Smartphones have become a way of life, and more importantly a way of life that is aspirational with no price ceiling high enough. With the hike in the prices of smartphones, most manufacturers that were earlier reaching out only to a niche audience have also been forced to go mass market to compensate for volumes, so margins don’t have to be sacrificed. The best bet is to offer EMI schemes. The trend setter was Apple which introduced an equated monthly instalment (EMI) scheme for users wanting to lay their hands on an iPhone or iPad, but weren’t able to afford it at one shot.
There are, however, a multitude of problems and loopholes that need to be understood. Here’s how they work:
1. An EMI on a payment made by a credit card works in a convoluted manner. When you pay, the entire amount is deducted at one go from your credit card and you pay the credit card bank and not the OEM for the instalments. It is also important to understand that the credit means that the card reduces in limit and the user has to then function with the reduced credit limit, until the full amount is paid. At present an iPhone 5 with a 16GB of internal memory is priced at Rs 45,500. Using an EMI scheme, users can get the iPhone 5 with a down payment of Rs 16, 900. The rest of the payments can be spaced out over six months, with users shelling out Rs 4,752 per month.

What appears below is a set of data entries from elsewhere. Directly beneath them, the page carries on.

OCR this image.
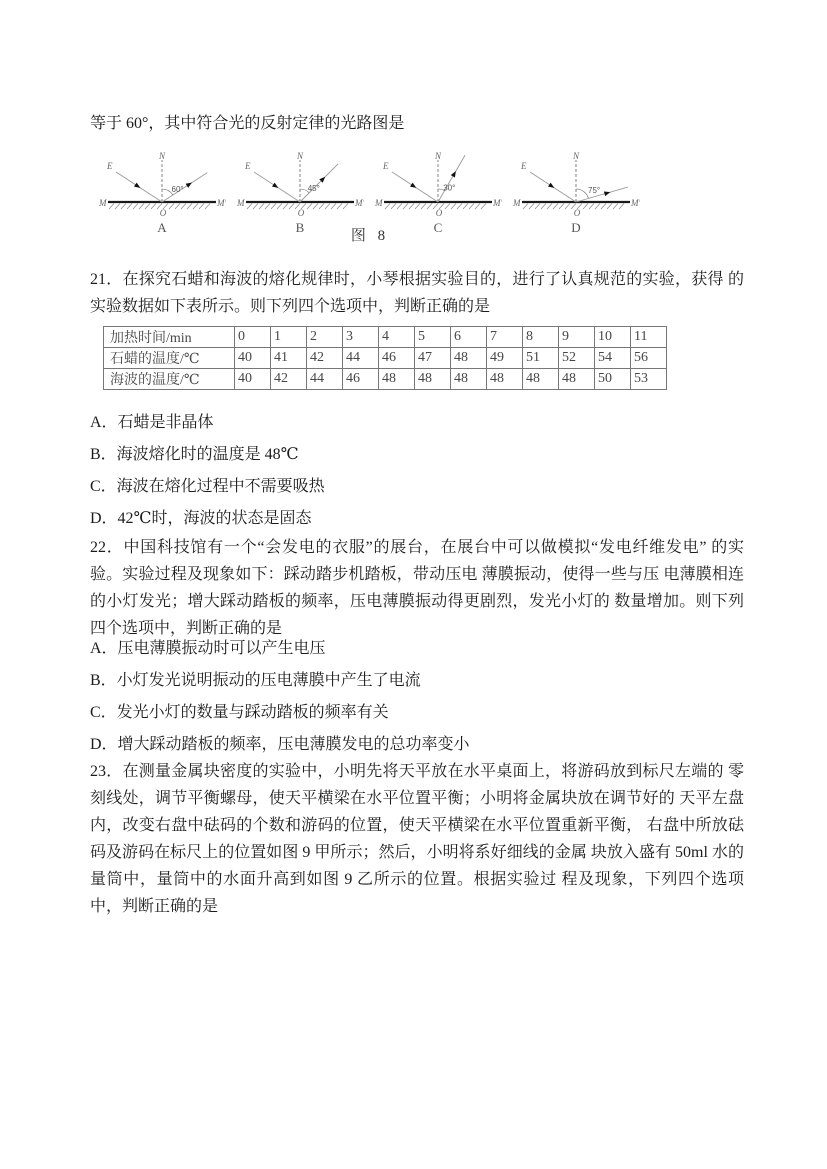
等于 60°，其中符合光的反射定律的光路图是

E
N
M	M′
O
A
60°
E
N
M	M′
O
B
45°
E
N
M	M′
O
C
30°
E
N
M	M′
O
D
75°

图 8

21．在探究石蜡和海波的熔化规律时，小琴根据实验目的，进行了认真规范的实验，获得 的实验数据如下表所示。则下列四个选项中，判断正确的是

加热时间/min	0	1	2	3	4	5	6	7	8	9	10	11
石蜡的温度/℃	40	41	42	44	46	47	48	49	51	52	54	56
海波的温度/℃	40	42	44	46	48	48	48	48	48	48	50	53
A．石蜡是非晶体
B．海波熔化时的温度是 48℃
C．海波在熔化过程中不需要吸热
D．42℃时，海波的状态是固态

22．中国科技馆有一个“会发电的衣服”的展台，在展台中可以做模拟“发电纤维发电” 的实验。实验过程及现象如下：踩动踏步机踏板，带动压电 薄膜振动，使得一些与压 电薄膜相连的小灯发光；增大踩动踏板的频率，压电薄膜振动得更剧烈，发光小灯的 数量增加。则下列四个选项中，判断正确的是

A．压电薄膜振动时可以产生电压
B．小灯发光说明振动的压电薄膜中产生了电流
C．发光小灯的数量与踩动踏板的频率有关
D．增大踩动踏板的频率，压电薄膜发电的总功率变小

23．在测量金属块密度的实验中，小明先将天平放在水平桌面上，将游码放到标尺左端的 零刻线处，调节平衡螺母，使天平横梁在水平位置平衡；小明将金属块放在调节好的 天平左盘内，改变右盘中砝码的个数和游码的位置，使天平横梁在水平位置重新平衡， 右盘中所放砝码及游码在标尺上的位置如图 9 甲所示；然后，小明将系好细线的金属 块放入盛有 50ml 水的量筒中，量筒中的水面升高到如图 9 乙所示的位置。根据实验过 程及现象，下列四个选项中，判断正确的是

2. Also, important to note is the fact that on these EMIs the average processing charge associated with credit cards can can go up to a staggering 8.75 percent that is than levied over the principal amount.
3. These schemes also don’t account for theft or for damage to the device. In cases where the uses ends up losing his or her phone, there isn’t any provision for them to stop payments.
4. The user ends up paying the entire MRP when buying a device on EMI and can seldom make use of the discounts that are often on offer otherwise.